MVB to [Andrew] Jackson, 17 February 1839
My dear Genl
If I were not sure that you are sensible of the pressure of my business, & good enough to make the proper allowances, I should be unhappy on account of ^my^ seeming neglect. I have moreover been prevented from writing for some days by the uncertainty which has hung over my summer movements, of which I desired to apprise you. Our friend Mr. Polk was so strongly impressed with the bad effects that might result from my visit to Tennessee before the election, that I have, at times, been prepared to abandon the whole trip. We have however at last come to the conclusion that I shall god willing, make the excursion. I had marked out for myself, upon condition, that so much of it as relates to Tennessee shall be under the absolute direction of
his yourself & him, after he has had an opportunity of seeing you, which he designs to do on immediately after ^on^ his return. My plan is to leave here on the first of April for new orleans by the way of Mobile, to receive there his & your advice in respect to Tennessee, to take all the Southwestern, & Western States on my return to Washington, by the way of Lake Erie & Albany. Mr. Poinsett will certainly, & Mr Forsyth probably, accompany me the principal part of the way. The former will visit the Western & other parts, & we shall endeavor to give to the journey as much an air of business, & as little political, as possible. It is unnecessary to say, that the portion of it in which I feel the greatest interest, is that which conducts me to the Hermitage, & which promises me the society, for a season, of its possessors. Two weeks more & Congress must be off. The probability is that the Independent Treasury Bill will not be acted upon, at least not definitively. I am well satisfied, that whatever prejudice the delay may be to the public interest, it will not prejudice the name or ultimate success of the measure. Indeed it is most obvious that the public mind is setting in the right direction in all quarters; and were it not for the windfall of the defalcation of Swartwort & Co. the opposition would at this moment ^have^ been without the weapons of warfare. It is now the only strin[g] that pull upon, & can last them a little while. The investigating Committee will end in smoke, Talmadg[e] will not I believe be senator, & whethe[r] Rives is or not, the State, instead of being lost, will be beyond all doubt saved by his secession.

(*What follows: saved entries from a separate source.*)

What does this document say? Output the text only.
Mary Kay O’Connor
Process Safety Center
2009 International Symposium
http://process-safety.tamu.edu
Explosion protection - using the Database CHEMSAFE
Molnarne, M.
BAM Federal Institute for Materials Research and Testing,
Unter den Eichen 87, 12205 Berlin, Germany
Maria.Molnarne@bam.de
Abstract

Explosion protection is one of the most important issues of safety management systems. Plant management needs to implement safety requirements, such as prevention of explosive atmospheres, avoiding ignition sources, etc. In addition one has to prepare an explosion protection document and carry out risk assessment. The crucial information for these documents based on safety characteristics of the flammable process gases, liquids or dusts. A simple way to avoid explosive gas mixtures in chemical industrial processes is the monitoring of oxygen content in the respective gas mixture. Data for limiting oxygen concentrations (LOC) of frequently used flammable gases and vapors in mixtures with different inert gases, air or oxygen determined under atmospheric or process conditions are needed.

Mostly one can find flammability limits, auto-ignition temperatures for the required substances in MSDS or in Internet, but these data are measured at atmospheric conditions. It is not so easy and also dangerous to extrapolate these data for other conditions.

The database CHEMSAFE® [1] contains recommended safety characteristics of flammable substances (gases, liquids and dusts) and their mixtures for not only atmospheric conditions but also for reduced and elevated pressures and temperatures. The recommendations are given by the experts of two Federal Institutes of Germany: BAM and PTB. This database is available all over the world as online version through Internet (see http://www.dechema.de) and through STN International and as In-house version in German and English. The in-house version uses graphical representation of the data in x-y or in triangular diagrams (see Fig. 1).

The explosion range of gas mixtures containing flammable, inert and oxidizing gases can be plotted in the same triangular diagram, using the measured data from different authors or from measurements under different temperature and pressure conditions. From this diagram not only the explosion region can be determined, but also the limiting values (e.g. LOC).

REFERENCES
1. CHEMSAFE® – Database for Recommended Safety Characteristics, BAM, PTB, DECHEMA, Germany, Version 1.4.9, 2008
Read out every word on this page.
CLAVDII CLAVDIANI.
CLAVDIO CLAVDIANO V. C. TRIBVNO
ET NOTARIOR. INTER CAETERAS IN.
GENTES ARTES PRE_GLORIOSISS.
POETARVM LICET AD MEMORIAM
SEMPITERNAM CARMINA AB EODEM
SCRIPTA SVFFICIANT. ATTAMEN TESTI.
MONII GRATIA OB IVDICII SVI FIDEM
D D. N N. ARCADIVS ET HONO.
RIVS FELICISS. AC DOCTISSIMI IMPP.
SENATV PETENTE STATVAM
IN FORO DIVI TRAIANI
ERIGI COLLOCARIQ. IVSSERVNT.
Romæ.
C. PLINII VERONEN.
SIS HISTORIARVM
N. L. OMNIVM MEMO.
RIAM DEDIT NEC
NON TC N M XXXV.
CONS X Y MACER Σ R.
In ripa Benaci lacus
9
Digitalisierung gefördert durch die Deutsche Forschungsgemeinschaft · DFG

I am quite certain that a finer spirit has not for years existed in Virginia than which is now getting up there, and of Penn. the Whigs have no longer a particle of hope. The money power in Nyork is strong, as I have always anticipated it would in a crisis like that we have had to encounter, but I am strong in the conviction that she will in good time come right. It is obviously the intention of the Southern & Western Whigs, & of many at the north, to drive Genl. Harrison off the course, & make Mr Clay their only candidate. In this I think they will succeed, if they <avoid> <losing> on the nomination before the August elections at the South & West, or if they do not go agt. Mr. Clays friends. A better candidate we could not desire. I could not, without apparent affectation, impress you with a just sense of the composure with which I contemplate the result. If I did not flatter myself that on the main point, a fulfilment of the expectations of those who elected me, I am safe, I could not certainly feel so easy in the matter. But having as I hope thus far kept on some ground in that respect, & determined not to leave it knowingly, all the rest is but an affair of circumstances, comparatively of trifling importance, & which may be acquiesced in without pain, or great regret.
Mr & Mrs. Polk took a social dinner with me yesterday & we had the pleasure of drinking your health with all our hearts. They are both in good health & fine spirits. Remember me kindly to Mr & Mrs. Jackson, & to Major Donelson, & to the children of all, & believe me to be
very truly your
P.S. Mr Butler, my sons & daughter (who proves to be every thing I could desire) request to be affectionately remembered to you & yours. John has not yet retd but is expected in April. He has paid an interesting visit to Ireland & been most cordially recd. He is I believe at this time in Paris.
We will talk about Genl. Armstrongs affair when we meet.